Rams must address their growing needs without a first-round pick


Don’t expect much action from the Los Angeles Rams when the 2020 NFL draft begins Thursday. The trade for cornerback Jalen Ramsey in October made it likely that for the fourth consecutive year, the Rams and general manager Les Snead will not make a first-round selection.

But this year the Rams do own seven picks, including two in the second round (No. 52 and No. 57) and two in the third round (No. 84 and No. 104).

The Rams had plenty of needs entering the offseason, and that was before they released running back Todd Gurley and traded Brandin Cooks.

They solved some issues in free agency — mostly on the defensive line — with the return of Michael Brockers, who initially agreed to terms with the Baltimore Ravens before re-signing in L.A. The Rams also agreed to terms with tackle A’Shawn Robinson and outside linebacker Leonard Floyd, though the team has yet to announce that either player has signed.

But several position groups remain in need of reinforcements, or perhaps even starting-caliber talent.

Here’s a look at several needs the Rams are expected to address in the draft.

Offensive line

The Rams re-signed left tackle Andrew Whitworth and guard/center Austin Blythe in free agency. Their returns are paramount to maintain continuity as younger players continue their development.

Whitworth is 38 years old, however, and even though he signed a new three-year, $30 million deal, it’s uncertain how much longer he can play.

Joe Noteboom, a third-round pick in 2018 who was sidelined last year because of a season-ending knee injury, and Bobby Evans, a 2019 third-round pick, are internal candidates to eventually replace Whitworth, but Snead said the draft could also provide options.

“We would always probably ideally like to take a tackle and train that player at guard to not only give him versatility but an element of slightly more athleticism inside, but that doesn’t always necessarily work,” Snead said.

Running back

Gurley is gone, leaving a gaping hole in the Rams’ backfield.

Second-year player Darrell Henderson and Malcolm Brown, a sixth-year pro, will shoulder the load.

But it’s also likely that the Rams will look to supplement the group through the draft as they potentially move toward a running-back-by-committee approach.
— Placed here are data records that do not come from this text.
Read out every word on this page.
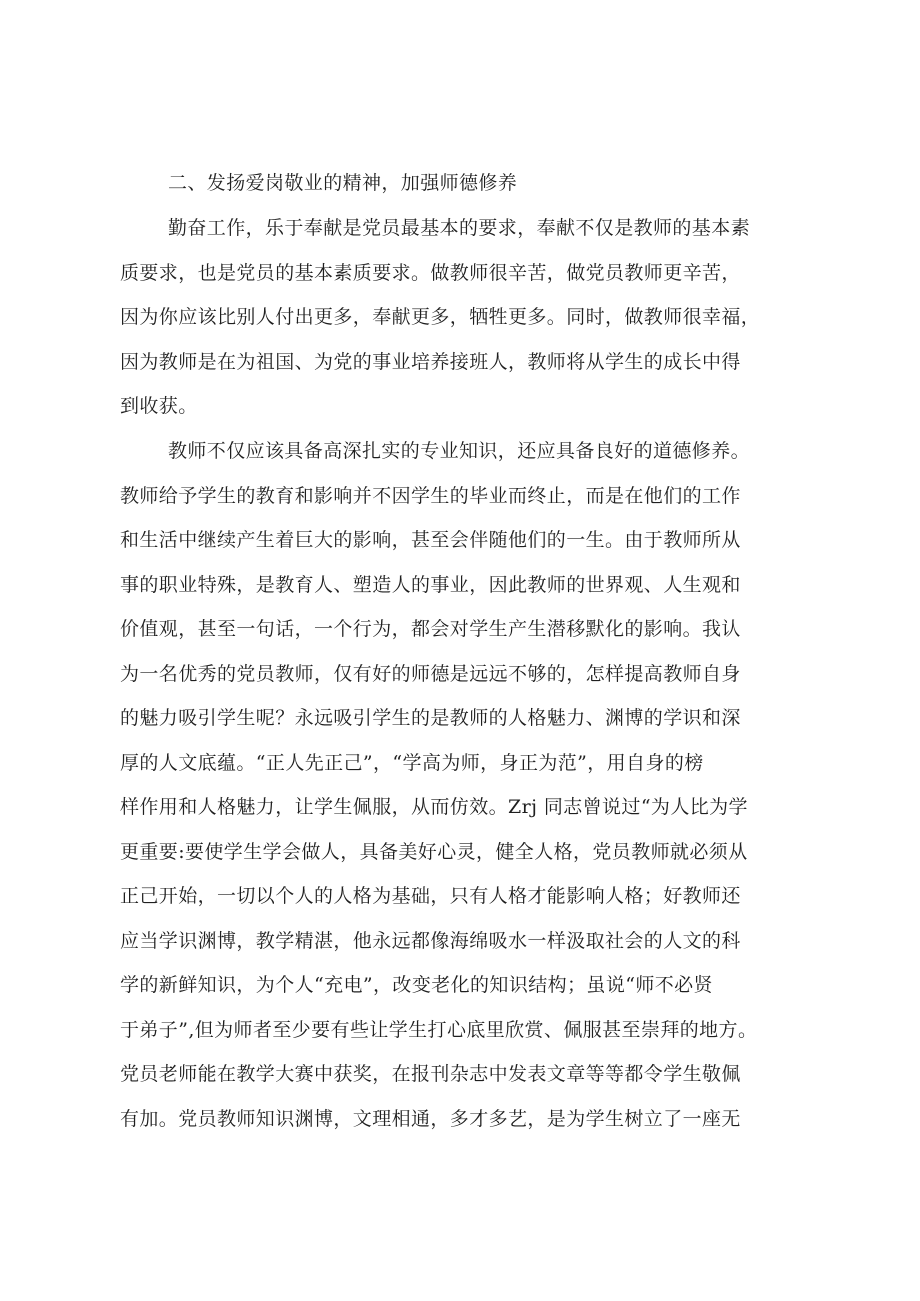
二、发扬爱岗敬业的精神，加强师德修养
勤奋工作，乐于奉献是党员最基本的要求，奉献不仅是教师的基本素
质要求，也是党员的基本素质要求。做教师很辛苦，做党员教师更辛苦，
因为你应该比别人付出更多，奉献更多，牺牲更多。同时，做教师很幸福，
因为教师是在为祖国、为党的事业培养接班人，教师将从学生的成长中得
到收获。
教师不仅应该具备高深扎实的专业知识，还应具备良好的道德修养。
教师给予学生的教育和影响并不因学生的毕业而终止，而是在他们的工作
和生活中继续产生着巨大的影响，甚至会伴随他们的一生。由于教师所从
事的职业特殊，是教育人、塑造人的事业，因此教师的世界观、人生观和
价值观，甚至一句话，一个行为，都会对学生产生潜移默化的影响。我认
为一名优秀的党员教师，仅有好的师德是远远不够的，怎样提高教师自身
的魅力吸引学生呢？永远吸引学生的是教师的人格魅力、渊博的学识和深
厚的人文底蕴。“正人先正己”，“学高为师，身正为范”，用自身的榜
样作用和人格魅力，让学生佩服，从而仿效。Zrj 同志曾说过“为人比为学
更重要:要使学生学会做人，具备美好心灵，健全人格，党员教师就必须从
正己开始，一切以个人的人格为基础，只有人格才能影响人格；好教师还
应当学识渊博，教学精湛，他永远都像海绵吸水一样汲取社会的人文的科
学的新鲜知识，为个人“充电”，改变老化的知识结构；虽说“师不必贤
于弟子”,但为师者至少要有些让学生打心底里欣赏、佩服甚至崇拜的地方。
党员老师能在教学大赛中获奖，在报刊杂志中发表文章等等都令学生敬佩
有加。党员教师知识渊博，文理相通，多才多艺，是为学生树立了一座无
“It has been proven that many names, Hall of Famers, have come from the middle to the back of the draft and there’s obviously some really, really good names that come early in the draft,” said Snead of the running back position. “So I think like every position, maybe the spectrum of talent is a little different from a player drafted in the first round, second round versus the fourth, but with the running game it does require things other than talent, that you can be successful having maybe a lesser level of talent running the football, the key being figuring out how we want to run the ball, right?”

Receiver

Receiver did not appear to be a position of concern but one of strength when the Rams entered the offseason, given their depth with Cooks, Robert Woods, Cooper Kupp and Josh Reynolds.

But now Cooks is gone, having been traded to the Houston Texans in exchange for a second-round pick, and depth is thin in 2020 and looking ahead to 2021.
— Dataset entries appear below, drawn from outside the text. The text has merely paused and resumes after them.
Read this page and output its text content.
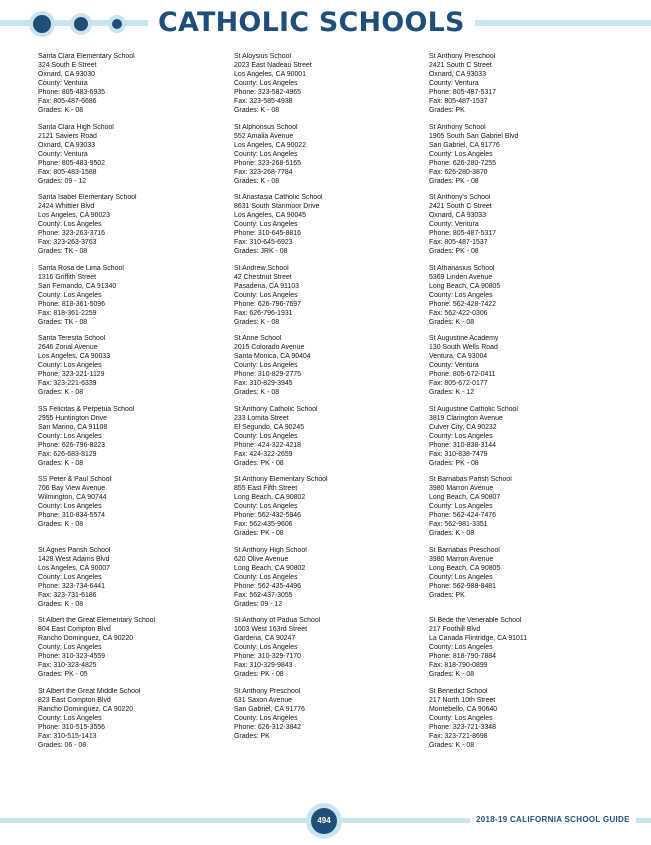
CATHOLIC SCHOOLS
Santa Clara Elementary School
324 South E Street
Oxnard, CA 93030
County: Ventura
Phone: 805-483-6935
Fax: 805-487-6686
Grades: K - 08
Santa Clara High School
2121 Saviers Road
Oxnard, CA 93033
County: Ventura
Phone: 805-483-9502
Fax: 805-483-1588
Grades: 09 - 12
Santa Isabel Elementary School
2424 Whittier Blvd
Los Angeles, CA 90023
County: Los Angeles
Phone: 323-263-3716
Fax: 323-263-3763
Grades: TK - 08
Santa Rosa de Lima School
1316 Griffith Street
San Fernando, CA 91340
County: Los Angeles
Phone: 818-361-5096
Fax: 818-361-2259
Grades: TK - 08
Santa Teresita School
2646 Zonal Avenue
Los Angeles, CA 90033
County: Los Angeles
Phone: 323-221-1129
Fax: 323-221-6339
Grades: K - 08
SS Felicitas & Perpetua School
2955 Huntington Drive
San Marino, CA 91108
County: Los Angeles
Phone: 626-796-8223
Fax: 626-683-8129
Grades: K - 08
SS Peter & Paul School
706 Bay View Avenue
Wilmington, CA 90744
County: Los Angeles
Phone: 310-834-5574
Grades: K - 08
St Agnes Parish School
1428 West Adams Blvd
Los Angeles, CA 90007
County: Los Angeles
Phone: 323-734-6441
Fax: 323-731-6186
Grades: K - 08
St Albert the Great Elementary School
804 East Compton Blvd
Rancho Dominguez, CA 90220
County: Los Angeles
Phone: 310-323-4559
Fax: 310-323-4825
Grades: PK - 05
St Albert the Great Middle School
823 East Compton Blvd
Rancho Dominguez, CA 90220
County: Los Angeles
Phone: 310-515-3556
Fax: 310-515-1413
Grades: 06 - 08
St Aloysius School
2023 East Nadeau Street
Los Angeles, CA 90001
County: Los Angeles
Phone: 323-582-4965
Fax: 323-585-4938
Grades: K - 08
St Alphonsus School
552 Amalia Avenue
Los Angeles, CA 90022
County: Los Angeles
Phone: 323-268-5165
Fax: 323-268-7784
Grades: K - 08
St Anastasia Catholic School
8631 South Stanmoor Drive
Los Angeles, CA 90045
County: Los Angeles
Phone: 310-645-8816
Fax: 310-645-6923
Grades: JRK - 08
St Andrew School
42 Chestnut Street
Pasadena, CA 91103
County: Los Angeles
Phone: 626-796-7697
Fax: 626-796-1931
Grades: K - 08
St Anne School
2015 Colorado Avenue
Santa Monica, CA 90404
County: Los Angeles
Phone: 310-829-2775
Fax: 310-829-3945
Grades: K - 08
St Anthony Catholic School
233 Lomita Street
El Segundo, CA 90245
County: Los Angeles
Phone: 424-322-4218
Fax: 424-322-2659
Grades: PK - 08
St Anthony Elementary School
855 East Fifth Street
Long Beach, CA 90802
County: Los Angeles
Phone: 562-432-5946
Fax: 562-435-9606
Grades: PK - 08
St Anthony High School
620 Olive Avenue
Long Beach, CA 90802
County: Los Angeles
Phone: 562-435-4496
Fax: 562-437-3055
Grades: 09 - 12
St Anthony of Padua School
1003 West 163rd Street
Gardena, CA 90247
County: Los Angeles
Phone: 310-329-7170
Fax: 310-329-9843
Grades: PK - 08
St Anthony Preschool
631 Saxon Avenue
San Gabriel, CA 91776
County: Los Angeles
Phone: 626-312-3842
Grades: PK
St Anthony Preschool
2421 South C Street
Oxnard, CA 93033
County: Ventura
Phone: 805-487-5317
Fax: 805-487-1537
Grades: PK
St Anthony School
1905 South San Gabriel Blvd
San Gabriel, CA 91776
County: Los Angeles
Phone: 626-280-7255
Fax: 626-280-3870
Grades: PK - 08
St Anthony's School
2421 South C Street
Oxnard, CA 93033
County: Ventura
Phone: 805-487-5317
Fax: 805-487-1537
Grades: PK - 08
St Athanasius School
5369 Linden Avenue
Long Beach, CA 90805
County: Los Angeles
Phone: 562-428-7422
Fax: 562-422-0306
Grades: K - 08
St Augustine Academy
130 South Wells Road
Ventura, CA 93004
County: Ventura
Phone: 805-672-0411
Fax: 805-672-0177
Grades: K - 12
St Augustine Catholic School
3819 Clarington Avenue
Culver City, CA 90232
County: Los Angeles
Phone: 310-838-3144
Fax: 310-838-7479
Grades: PK - 08
St Barnabas Parish School
3980 Marron Avenue
Long Beach, CA 90807
County: Los Angeles
Phone: 562-424-7476
Fax: 562-981-3351
Grades: K - 08
St Barnabas Preschool
3980 Marron Avenue
Long Beach, CA 90805
County: Los Angeles
Phone: 562-988-8481
Grades: PK
St Bede the Venerable School
217 Foothill Blvd
La Canada Flintridge, CA 91011
County: Los Angeles
Phone: 818-790-7884
Fax: 818-790-0899
Grades: K - 08
St Benedict School
217 North 10th Street
Montebello, CA 90640
County: Los Angeles
Phone: 323-721-3348
Fax: 323-721-8698
Grades: K - 08
494	2018-19 CALIFORNIA SCHOOL GUIDE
Reynolds and Cooks are entering the final season of their rookie contracts, and there are no proven reinforcements on the roster.

The Rams’ passing game is likely to evolve this season to include more from tight ends Tyler Higbee and Gerald Everett, but in a draft rich with receiver talent, the Rams should look to find young, inexpensive players.

Linebacker

Outside and inside linebacker are draft priorities following the departures of Dante Fowler Jr. and Cory Littleton in free agency. The Rams also released Clay Matthews.

“I don’t think you can have enough guys that can rush the passer on defense,” Rams coach Sean McVay said earlier this month.

Floyd eases some of the concern at outside linebacker, and the Rams also return Samson Ebukam and Ogbo Okoronkwo, but they must continue to build depth on the edge.

At inside linebacker, the Rams return Micah Kiser, Travin Howard, Kenny Young and Troy Reeder.

The Rams have expressed confidence in the young group but also have acknowledged that they lack experience and that reinforcements will be sought in the draft.

“Internally we have, let’s call it, solid to good to high hopes for this group and we got to do our best to develop them,” Snead said. “But also look in the draft to say, ‘Hey, can we add a complementary piece to go with the group?’”

Safety

John Johnson and Taylor Rapp will start at safety in 2020, but with Eric Weddle’s retirement and the departure of Marqui Christian in free agency, the Rams must draft for depth at the position.

“When you most likely lose your third safety, a guy that’s been a major contributor in a variety of ways, in Marqui Christian, you’re saying, ‘OK, what do you want to do to try to improve the depth behind John Johnson, behind Taylor Rapp?'” McVay said. “You look at, with Eric having retired, I think those are things that we’re looking to upgrade overall.”